Page 9 of The Broken Queen

Page List

Font Size:

“Should we stop and see tía?” Gio asked, looking a little nervous by the way he rubbed his neck. We were still trying to make up for the shitstorm we’d brewed all those months ago that put her and her two sons at risk. She and her boyfriend, Archer, were more than gracious about forgiving us, but it took effort to make relationships work, and I knew we had both agreed to try and make one work with her and our two cousins.

“We should see if she’s in town, might be nice to see her and the boys,” I replied and added, because I knew he’d be nervous about it, “I’ll text her.”

His nod of appreciation was slight before he was back to business.

“Do you want to go in through the front together or are we splitting up?”

Henry was more than capable of handling things without us. “Let’s go in through the front, together.”

My brother fell into step next to me as we exited the house. I tried to relax, feeling the peace of having him nearby again calmed me. It had been lonely these past three months, all alone in my thoughts. I hated being inside my head, full of regrets and stupid dreams that would never come true.

We drove back to the farmhouse in our armored car in comfortable silence. Having my brother with me again had me thinking of our old Camaro that was parked and covered, inside the barn. I didn’t know why I had bothered to keep it, but I wasn’t ready to let it go yet.

“Where do you sleep?” Gio asked as he exited the SUV.

I tilted my head toward the barn. “I renovated it a bit, so it’s more like a room…”

Gio’s blue eyes flashed with something like curiosity as he glanced at the refurbished structure behind me. The barn was the first thing I’d poured my time into. There were fresh boards all along the exterior, and a new roof was added just last month. The inside was newer too, but I kept most of the original setup so when Presley moved back, she’d be able to put her animals inside.

“How about you?” I asked, still curious as to where he’d been.

“I was in one of the outlier buildings, we’d used it as an outpost over by where we store military grade weapons, and the helicopter. But I just moved back in with Mom and Dad after I heard they were wanting to leave.”
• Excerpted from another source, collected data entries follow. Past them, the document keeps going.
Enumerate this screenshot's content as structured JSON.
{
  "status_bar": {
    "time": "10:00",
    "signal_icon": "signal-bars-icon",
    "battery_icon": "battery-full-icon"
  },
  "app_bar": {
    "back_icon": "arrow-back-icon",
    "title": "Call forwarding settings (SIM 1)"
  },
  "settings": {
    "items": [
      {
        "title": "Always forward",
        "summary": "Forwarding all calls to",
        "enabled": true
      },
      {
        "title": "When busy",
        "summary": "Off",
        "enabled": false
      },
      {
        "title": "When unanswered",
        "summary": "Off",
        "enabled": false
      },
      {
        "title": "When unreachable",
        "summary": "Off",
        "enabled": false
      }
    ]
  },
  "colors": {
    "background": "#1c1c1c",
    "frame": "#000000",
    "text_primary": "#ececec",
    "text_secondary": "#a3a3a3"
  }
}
Guilt tugged at some broken place inside of me for being here instead of there with him, but while we were making progress, I knew it was too soon to be under the same roof again.

“How about the house…there’s visibly less holes than the last time I saw it.” My brother turned toward the two-story farmhouse, inspecting it as if he were going to go inside. He might have found me in there the other day, but he hadn’t gone through and looked at all the changes. He probably didn’t even know I had finally ripped out all the old wood on the top floor. We’d been trying to get to the top floor forever.

“It’s coming along.” Was all I said because he still seemed erratic, as if one wrong word and he’d dash away and go no contact with me again.

Gio stepped closer, twirling a familiar-looking hair tie around his finger. “How many rooms will it have?”

The gravel crunched as I slowly stepped closer until I was a few feet behind him. “Four, and an office.”

“That’ll be good. She’d like that…” Gio mused, trailing off.

I stared at the side of his head, seeing that his hair had grown out and his skin looked paler than usual. “Would you?”

His head snapped over as if I’d just struck him. “What?”

“Would you want the four bedrooms and the office? Our whole plan here is to get you two back together…is this what you envisioned?”

The way he glared at me made something dark and uncomfortable shift in my chest. As if someone had come and shoved the stone over my heart and realized it was infested with insects and decay.

“So what, you’ll build us our dream house and then walk away?” he asked skeptically.

Glancing back at the house, I tilted my head to take in the height. I wanted fresh shutters on the outside of the windows and to build out the porch. I wanted her to be able to sit on it one day, holding a baby that had my brother’s eyes, while she watched rain fall on a world that was so different than the one we’d come from.

I shrugged, indifferently. “Gives me something to do, but I can stop if you’d prefer.”

My twin waited, watching me intently while the muscle in his jaw feathered. There was a shit ton he wasn’t saying. “Saves me a ton of work. Knock yourself out.”

With one last glance at the house, he turned toward the path that connected the farmhouse to the manor without looking back.

Chapter 5

Gio

Our Aunt Wren lived at the end of a cul-de-sac just about an hour outside of New York City. The second we parked our car, her five-year-old son, Cruz, and her boyfriend’s little brother, Kane, burst from the front door with happy smiles. Two five-year-old boys acted like my brother and I were the coolest people in the whole entire world.